Dolayısıyla AKP-MHP iktidarına karşı en önde tutmamız gereken bayrak bu çelişki ve buna bağlı çelişkiler bütünüdür. Bu siyasetin nasıl yapılacağına ilişkin tartışmanın ise başka bir düzeyde kavranılması gerekir.
Mevcut dönemde emek-sermaye çelişkisi karşısında sosyalist hareketin saflarında hakim kılınması gereken görev militan bir işçi hareketinin oluşturulması görevidir. İktidar ve devlet tüm zor aygıtlarıyla kendi döneminin kalıcılığını tesis ederken bizim siyasetimiz bu ilişkiyi parçalayacak karşı bir “zor”u barındırmak durumundadır.
3. Yol siyasetinin olası seçimlerle nasıl ilişkilendirileceği ise bir diğer izleği oluşturmaktadır. Yukarıda tarif ettiğimiz panorama içinde 2023 seçimleri önemli bir eşik oluşturmaktadır. Bu eşik, işçi ve emekçilerle birlikte, ezilen halklar ve kimliklerin siyasal arenada temsili problemidir.
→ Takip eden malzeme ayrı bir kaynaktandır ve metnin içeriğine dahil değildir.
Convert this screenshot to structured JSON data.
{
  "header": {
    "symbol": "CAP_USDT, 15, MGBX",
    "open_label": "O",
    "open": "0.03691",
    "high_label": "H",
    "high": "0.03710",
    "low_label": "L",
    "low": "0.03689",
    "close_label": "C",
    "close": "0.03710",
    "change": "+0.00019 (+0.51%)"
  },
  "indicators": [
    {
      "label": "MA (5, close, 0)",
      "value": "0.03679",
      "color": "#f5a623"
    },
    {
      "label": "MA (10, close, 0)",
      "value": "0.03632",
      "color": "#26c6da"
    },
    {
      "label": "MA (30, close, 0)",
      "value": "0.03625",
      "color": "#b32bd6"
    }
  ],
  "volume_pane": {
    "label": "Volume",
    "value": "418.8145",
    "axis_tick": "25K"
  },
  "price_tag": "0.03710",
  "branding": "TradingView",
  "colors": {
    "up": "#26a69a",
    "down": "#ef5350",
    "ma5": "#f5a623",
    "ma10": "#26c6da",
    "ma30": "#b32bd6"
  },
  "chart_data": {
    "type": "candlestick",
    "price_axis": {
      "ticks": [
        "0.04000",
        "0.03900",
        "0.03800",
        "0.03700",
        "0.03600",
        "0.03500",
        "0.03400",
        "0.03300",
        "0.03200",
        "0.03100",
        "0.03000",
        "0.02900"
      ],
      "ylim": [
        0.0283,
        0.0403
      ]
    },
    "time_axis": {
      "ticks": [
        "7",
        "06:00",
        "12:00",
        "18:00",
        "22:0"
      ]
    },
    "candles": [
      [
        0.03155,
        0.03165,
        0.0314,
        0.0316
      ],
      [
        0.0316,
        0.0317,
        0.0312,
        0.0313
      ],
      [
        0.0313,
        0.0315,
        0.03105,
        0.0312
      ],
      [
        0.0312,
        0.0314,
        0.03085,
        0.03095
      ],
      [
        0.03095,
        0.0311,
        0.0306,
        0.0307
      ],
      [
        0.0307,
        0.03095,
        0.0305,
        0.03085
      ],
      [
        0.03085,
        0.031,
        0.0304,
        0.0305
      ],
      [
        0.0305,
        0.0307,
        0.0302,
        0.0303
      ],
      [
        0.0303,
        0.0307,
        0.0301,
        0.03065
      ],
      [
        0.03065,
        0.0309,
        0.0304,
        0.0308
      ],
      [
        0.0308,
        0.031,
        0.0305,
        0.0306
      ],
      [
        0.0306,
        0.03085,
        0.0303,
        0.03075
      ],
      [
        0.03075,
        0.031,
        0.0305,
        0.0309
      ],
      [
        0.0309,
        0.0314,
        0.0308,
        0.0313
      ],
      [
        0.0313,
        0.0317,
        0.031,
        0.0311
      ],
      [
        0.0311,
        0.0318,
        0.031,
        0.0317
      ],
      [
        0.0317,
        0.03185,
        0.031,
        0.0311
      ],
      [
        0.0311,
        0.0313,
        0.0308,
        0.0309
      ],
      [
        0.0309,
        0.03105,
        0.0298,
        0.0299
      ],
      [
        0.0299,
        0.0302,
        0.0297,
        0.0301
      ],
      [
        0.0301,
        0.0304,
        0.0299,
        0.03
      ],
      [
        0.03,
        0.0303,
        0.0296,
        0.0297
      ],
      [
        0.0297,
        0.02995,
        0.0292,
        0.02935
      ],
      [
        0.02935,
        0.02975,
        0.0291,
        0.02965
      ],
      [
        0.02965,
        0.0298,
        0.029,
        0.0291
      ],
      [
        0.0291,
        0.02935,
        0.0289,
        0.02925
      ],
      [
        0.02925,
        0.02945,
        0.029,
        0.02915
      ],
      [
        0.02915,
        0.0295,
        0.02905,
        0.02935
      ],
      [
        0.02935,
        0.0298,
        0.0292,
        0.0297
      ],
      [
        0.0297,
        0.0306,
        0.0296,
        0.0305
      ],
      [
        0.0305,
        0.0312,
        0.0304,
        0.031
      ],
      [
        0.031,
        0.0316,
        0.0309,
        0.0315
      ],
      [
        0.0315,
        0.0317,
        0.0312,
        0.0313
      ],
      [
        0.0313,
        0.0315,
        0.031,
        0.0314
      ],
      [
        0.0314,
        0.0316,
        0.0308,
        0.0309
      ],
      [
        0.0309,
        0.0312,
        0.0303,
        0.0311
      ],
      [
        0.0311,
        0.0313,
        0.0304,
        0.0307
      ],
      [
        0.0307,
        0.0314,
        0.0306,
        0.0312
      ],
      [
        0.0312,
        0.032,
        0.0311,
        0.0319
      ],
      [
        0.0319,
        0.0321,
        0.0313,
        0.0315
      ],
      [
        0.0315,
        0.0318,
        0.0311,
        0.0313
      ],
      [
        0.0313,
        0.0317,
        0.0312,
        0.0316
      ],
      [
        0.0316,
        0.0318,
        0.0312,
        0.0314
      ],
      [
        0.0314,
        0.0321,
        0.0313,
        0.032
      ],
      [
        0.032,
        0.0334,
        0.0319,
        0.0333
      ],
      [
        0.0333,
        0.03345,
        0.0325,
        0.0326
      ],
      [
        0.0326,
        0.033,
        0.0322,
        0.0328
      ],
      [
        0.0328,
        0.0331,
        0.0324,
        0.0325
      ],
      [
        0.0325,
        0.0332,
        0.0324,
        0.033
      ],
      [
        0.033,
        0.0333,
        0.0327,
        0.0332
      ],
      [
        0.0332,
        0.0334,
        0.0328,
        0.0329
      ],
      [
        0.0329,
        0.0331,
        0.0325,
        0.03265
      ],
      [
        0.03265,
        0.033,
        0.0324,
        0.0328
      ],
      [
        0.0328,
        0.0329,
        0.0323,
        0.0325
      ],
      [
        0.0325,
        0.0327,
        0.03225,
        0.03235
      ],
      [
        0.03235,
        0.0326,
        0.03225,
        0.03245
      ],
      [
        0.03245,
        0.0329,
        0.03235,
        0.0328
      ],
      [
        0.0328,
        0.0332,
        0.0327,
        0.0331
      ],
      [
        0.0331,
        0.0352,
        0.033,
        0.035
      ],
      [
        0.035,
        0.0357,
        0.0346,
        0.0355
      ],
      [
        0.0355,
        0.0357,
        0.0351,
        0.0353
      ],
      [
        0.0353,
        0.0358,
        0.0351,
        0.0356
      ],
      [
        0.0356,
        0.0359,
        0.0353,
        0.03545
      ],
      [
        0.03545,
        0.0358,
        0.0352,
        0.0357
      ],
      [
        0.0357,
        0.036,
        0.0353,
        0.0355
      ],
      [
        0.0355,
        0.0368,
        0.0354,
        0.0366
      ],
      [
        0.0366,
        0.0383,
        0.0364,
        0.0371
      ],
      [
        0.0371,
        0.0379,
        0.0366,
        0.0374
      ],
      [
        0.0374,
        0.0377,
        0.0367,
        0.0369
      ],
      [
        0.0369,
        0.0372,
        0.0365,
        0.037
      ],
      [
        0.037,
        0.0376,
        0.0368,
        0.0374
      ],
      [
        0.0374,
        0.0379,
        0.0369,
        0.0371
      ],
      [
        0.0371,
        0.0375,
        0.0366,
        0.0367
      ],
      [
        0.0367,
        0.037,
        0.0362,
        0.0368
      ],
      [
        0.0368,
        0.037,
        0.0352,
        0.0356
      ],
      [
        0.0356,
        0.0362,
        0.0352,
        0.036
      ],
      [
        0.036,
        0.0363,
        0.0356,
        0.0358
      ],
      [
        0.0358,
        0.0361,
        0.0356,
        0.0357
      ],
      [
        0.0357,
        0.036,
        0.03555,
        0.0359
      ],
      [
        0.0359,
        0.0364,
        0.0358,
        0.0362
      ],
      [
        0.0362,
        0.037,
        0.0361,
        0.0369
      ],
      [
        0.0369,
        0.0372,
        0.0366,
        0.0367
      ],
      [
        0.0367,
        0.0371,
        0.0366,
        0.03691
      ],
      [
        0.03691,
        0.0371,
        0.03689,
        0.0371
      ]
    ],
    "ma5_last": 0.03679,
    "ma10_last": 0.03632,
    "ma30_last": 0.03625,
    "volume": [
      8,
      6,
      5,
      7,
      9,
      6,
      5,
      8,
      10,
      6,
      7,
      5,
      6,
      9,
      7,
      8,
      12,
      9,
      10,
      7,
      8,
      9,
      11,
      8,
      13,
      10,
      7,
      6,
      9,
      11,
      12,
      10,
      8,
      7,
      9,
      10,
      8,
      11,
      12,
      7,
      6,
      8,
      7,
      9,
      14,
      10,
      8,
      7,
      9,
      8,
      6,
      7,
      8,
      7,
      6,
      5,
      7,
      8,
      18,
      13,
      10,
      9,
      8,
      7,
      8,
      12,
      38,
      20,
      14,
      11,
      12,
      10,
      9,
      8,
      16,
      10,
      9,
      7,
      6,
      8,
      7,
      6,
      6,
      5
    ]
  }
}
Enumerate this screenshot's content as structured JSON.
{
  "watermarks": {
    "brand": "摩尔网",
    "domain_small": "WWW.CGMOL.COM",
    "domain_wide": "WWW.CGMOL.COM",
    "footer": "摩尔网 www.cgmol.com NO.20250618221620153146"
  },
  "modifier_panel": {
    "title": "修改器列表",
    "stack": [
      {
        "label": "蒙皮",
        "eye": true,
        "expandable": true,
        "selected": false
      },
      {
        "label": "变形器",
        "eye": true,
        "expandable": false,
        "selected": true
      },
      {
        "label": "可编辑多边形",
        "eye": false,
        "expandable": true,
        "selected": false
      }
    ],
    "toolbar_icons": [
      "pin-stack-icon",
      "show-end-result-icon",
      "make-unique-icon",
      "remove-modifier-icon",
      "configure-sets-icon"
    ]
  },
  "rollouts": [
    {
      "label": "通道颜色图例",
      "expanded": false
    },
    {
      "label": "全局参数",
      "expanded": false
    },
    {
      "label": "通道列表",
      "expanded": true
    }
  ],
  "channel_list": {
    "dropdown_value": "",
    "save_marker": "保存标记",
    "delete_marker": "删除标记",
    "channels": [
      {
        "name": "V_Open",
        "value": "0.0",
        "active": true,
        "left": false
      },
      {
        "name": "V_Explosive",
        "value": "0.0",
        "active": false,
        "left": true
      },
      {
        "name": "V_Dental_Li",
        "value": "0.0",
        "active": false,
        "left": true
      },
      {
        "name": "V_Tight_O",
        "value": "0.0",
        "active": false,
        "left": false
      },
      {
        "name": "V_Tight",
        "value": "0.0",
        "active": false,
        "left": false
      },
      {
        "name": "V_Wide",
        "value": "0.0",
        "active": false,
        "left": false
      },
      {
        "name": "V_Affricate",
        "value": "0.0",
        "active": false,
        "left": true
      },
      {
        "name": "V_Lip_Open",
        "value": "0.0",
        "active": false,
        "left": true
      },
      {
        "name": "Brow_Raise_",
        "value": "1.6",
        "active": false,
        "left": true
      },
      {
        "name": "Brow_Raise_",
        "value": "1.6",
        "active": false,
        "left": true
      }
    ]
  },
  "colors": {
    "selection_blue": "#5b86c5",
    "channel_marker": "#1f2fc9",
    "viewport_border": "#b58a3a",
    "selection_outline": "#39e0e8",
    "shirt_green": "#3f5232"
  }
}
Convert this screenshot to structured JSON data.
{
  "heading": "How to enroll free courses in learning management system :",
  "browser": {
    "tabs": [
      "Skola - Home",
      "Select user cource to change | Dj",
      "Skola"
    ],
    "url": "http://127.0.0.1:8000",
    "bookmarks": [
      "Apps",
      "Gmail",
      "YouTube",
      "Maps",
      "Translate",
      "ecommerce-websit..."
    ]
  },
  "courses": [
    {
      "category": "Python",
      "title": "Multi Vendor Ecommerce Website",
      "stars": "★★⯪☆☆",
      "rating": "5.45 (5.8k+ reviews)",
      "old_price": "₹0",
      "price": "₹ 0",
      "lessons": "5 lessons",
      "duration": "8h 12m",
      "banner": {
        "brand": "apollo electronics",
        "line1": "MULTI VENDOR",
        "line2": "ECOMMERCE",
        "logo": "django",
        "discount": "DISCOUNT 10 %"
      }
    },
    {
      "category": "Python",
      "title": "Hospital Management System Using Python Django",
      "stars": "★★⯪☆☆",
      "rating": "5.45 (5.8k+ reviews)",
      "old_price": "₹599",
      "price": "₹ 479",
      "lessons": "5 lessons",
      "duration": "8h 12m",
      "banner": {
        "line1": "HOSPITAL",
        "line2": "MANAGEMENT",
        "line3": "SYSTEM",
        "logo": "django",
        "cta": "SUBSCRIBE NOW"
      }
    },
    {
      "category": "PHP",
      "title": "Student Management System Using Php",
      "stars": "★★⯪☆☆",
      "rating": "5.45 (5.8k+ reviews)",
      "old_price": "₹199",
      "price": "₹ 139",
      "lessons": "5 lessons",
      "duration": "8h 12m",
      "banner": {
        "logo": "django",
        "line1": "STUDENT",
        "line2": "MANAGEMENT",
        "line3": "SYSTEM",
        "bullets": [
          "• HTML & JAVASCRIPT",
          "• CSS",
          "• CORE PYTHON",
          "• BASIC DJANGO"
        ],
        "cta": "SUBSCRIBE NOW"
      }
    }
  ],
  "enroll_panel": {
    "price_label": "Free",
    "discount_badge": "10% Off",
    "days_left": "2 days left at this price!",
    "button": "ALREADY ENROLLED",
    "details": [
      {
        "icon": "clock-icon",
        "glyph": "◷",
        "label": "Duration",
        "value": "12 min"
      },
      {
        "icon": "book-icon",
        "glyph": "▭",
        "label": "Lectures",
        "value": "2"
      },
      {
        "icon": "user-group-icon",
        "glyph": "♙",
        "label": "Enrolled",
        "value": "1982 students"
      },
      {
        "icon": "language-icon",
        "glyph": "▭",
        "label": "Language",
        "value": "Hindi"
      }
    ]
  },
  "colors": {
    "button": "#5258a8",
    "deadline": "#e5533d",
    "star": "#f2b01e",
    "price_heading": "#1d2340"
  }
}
HDP 2013 yılından bugüne gerek seçim politikaları gerekse seçim dışı izlediği politik hatla bu bütünleşmeyi büyük oranda sağlamayı başarabilmiş bir partidir. 3. Yol siyasetinin seçim stratejisi hala güncelliğini korumaktadır. O da HDP’nin büyütülmesi ve güçlendirilmesi hedefidir.
Bugün solda yürüyen 3. ittifak ve halk ittifakı gibi tartışmaları yukarıdaki süzgeçten geçirmek durumundayız. Dolayısıyla emek siyaseti eksenli militan bir sokak hareketinin yaratılması görevi ile seçimlerde en geniş zeminde HDP ile buluşmak iç içe geçen görevlerdir. Ne seçimleri hesaba katmadan yapılan ittifak tartışmaları ne de sadece seçim ve milletvekilliği eksenli yapılan tartışmalar geleceğe dair doğru bir belirlenim sunabilmek adına yeterli olmayacaktır.